Film review: Cycle – Sheep washing is a sport I don’t understand

Cycle

Turkey

2012

76 mins

Sheep washing doesn’t sound like something you can do competitively. I read in the Edinburgh Film Festival programme that Cycle was based around the annual sheep washing festival in Hasanpasa in Turkey and had to get a ticket. I imagined shepherds racing against the clock as they shampooed their sheep. Maybe there were extra points on offer for specially styled fleeces or for cleaning behind the ears. But how was it judged?

Written, produced and directed by Dervis Zaim, I watched the film expecting to learn the rules and maybe add a new event to my list of must-watch annual sports. There’s a bit of a gap between the British Grand Prix and the Lord’s Test, a spot of Turkish sheep washing might be ideal. But unfortunately, even after having watched Cycle, in which two sheep washing festivals are shown, I have no more understanding of what it is than before.

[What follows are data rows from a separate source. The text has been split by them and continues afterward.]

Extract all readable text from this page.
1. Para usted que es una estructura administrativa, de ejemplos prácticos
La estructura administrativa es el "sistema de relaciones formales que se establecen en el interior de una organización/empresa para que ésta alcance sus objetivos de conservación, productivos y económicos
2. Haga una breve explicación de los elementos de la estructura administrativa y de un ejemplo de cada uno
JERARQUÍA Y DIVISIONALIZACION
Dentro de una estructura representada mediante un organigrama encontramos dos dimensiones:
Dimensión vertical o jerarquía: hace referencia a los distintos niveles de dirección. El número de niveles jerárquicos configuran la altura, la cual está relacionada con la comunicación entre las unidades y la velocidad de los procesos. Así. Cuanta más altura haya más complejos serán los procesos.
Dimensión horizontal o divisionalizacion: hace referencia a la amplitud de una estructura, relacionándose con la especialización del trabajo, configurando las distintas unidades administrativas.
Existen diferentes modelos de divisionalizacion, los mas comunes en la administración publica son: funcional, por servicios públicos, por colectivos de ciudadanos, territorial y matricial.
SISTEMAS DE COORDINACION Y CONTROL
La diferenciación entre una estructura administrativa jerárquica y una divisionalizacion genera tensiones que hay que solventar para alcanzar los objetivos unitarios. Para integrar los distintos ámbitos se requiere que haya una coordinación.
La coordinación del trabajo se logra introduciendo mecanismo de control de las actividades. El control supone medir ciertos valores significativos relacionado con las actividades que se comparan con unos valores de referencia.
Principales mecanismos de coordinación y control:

The film depicts life in a small Turkish village. Many of the men are shepherds and the director deliberately chose real-life shepherds to play the characters. Their weather-beaten faces and affection for the animals make the decision a good one. The film depicts the usual problem of rural life and one of the shepherds decides to move to the city to make more money. But he wouldn’t miss the annual sheep washing festival.

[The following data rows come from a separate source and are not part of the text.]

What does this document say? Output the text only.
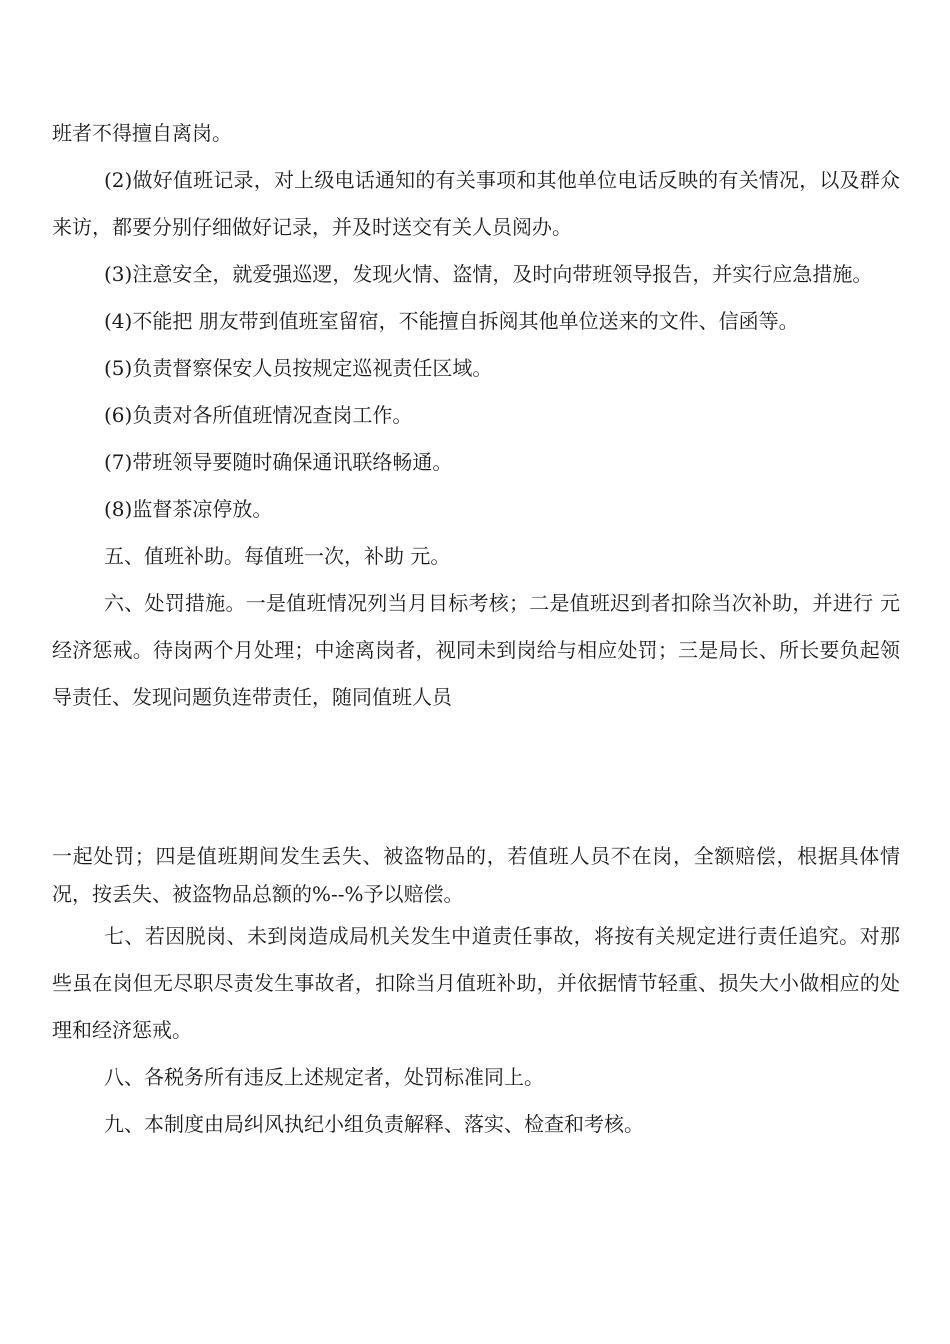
班者不得擅自离岗。

(2)做好值班记录，对上级电话通知的有关事项和其他单位电话反映的有关情况，以及群众来访，都要分别仔细做好记录，并及时送交有关人员阅办。

(3)注意安全，就爱强巡逻，发现火情、盗情，及时向带班领导报告，并实行应急措施。

(4)不能把 朋友带到值班室留宿，不能擅自拆阅其他单位送来的文件、信函等。

(5)负责督察保安人员按规定巡视责任区域。

(6)负责对各所值班情况查岗工作。

(7)带班领导要随时确保通讯联络畅通。

(8)监督茶凉停放。

五、值班补助。每值班一次，补助 元。

六、处罚措施。一是值班情况列当月目标考核；二是值班迟到者扣除当次补助，并进行 元经济惩戒。待岗两个月处理；中途离岗者，视同未到岗给与相应处罚；三是局长、所长要负起领导责任、发现问题负连带责任，随同值班人员

一起处罚；四是值班期间发生丢失、被盗物品的，若值班人员不在岗，全额赔偿，根据具体情况，按丢失、被盗物品总额的%--%予以赔偿。

七、若因脱岗、未到岗造成局机关发生中道责任事故，将按有关规定进行责任追究。对那些虽在岗但无尽职尽责发生事故者，扣除当月值班补助，并依据情节轻重、损失大小做相应的处理和经济惩戒。

八、各税务所有违反上述规定者，处罚标准同上。

九、本制度由局纠风执纪小组负责解释、落实、检查和考核。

It’s odd. I regard myself as something of a sportsman – I can watch most sports and quickly pick up what is happening. I need boast no more about my prowess in this area after mentioning that I am one of the few who understand cricket. Yet sheep washing still has me beaten. What is most peculiar is that there doesn’t seem to be any sheep washing involved. If anything it is quite the contrary – the most effort is put into dying the sheep bright brown using pigment ground from a special rock. Then all the shepherds congregate at the top of a hill above a river. One at a time they run down the hill followed by their flock of sheep. They charge into the river fully dressed and the sheep follow. I expected some vigorous cleaning of the brown sheep to take place next, but that was the end. Judges award points for – for what I have no idea. My best guess is it might be for how far the first sheep jumps into the water. Or maybe how many sheep go into the water after the shepherd. But neither of those systems would need judges to award points. Maybe it was the style with which they ran down the hill. But then why paint the sheep brown?

Cycle won the Grand Jury Prize at the Istanbul Film Festival this year. Judges must have liked its attractive shots of Turkey through the seasons and the way it records a traditional lifestyle that is disappearing. It shows the shepherds using plants to heal sheep and contrasts their oneness with nature with the local quarry owners who are happy to go hunting and cut off the villagers’ source of dye.

Great films make you think about things that you haven’t considered before. Like – how do you get a sheep to go somewhere it doesn’t want to go? Sweet talk and food? No, the answer is to lift its back legs as though you are taking part in a half-sheep half-human wheelbarrow race. Now that would be a sport I could understand.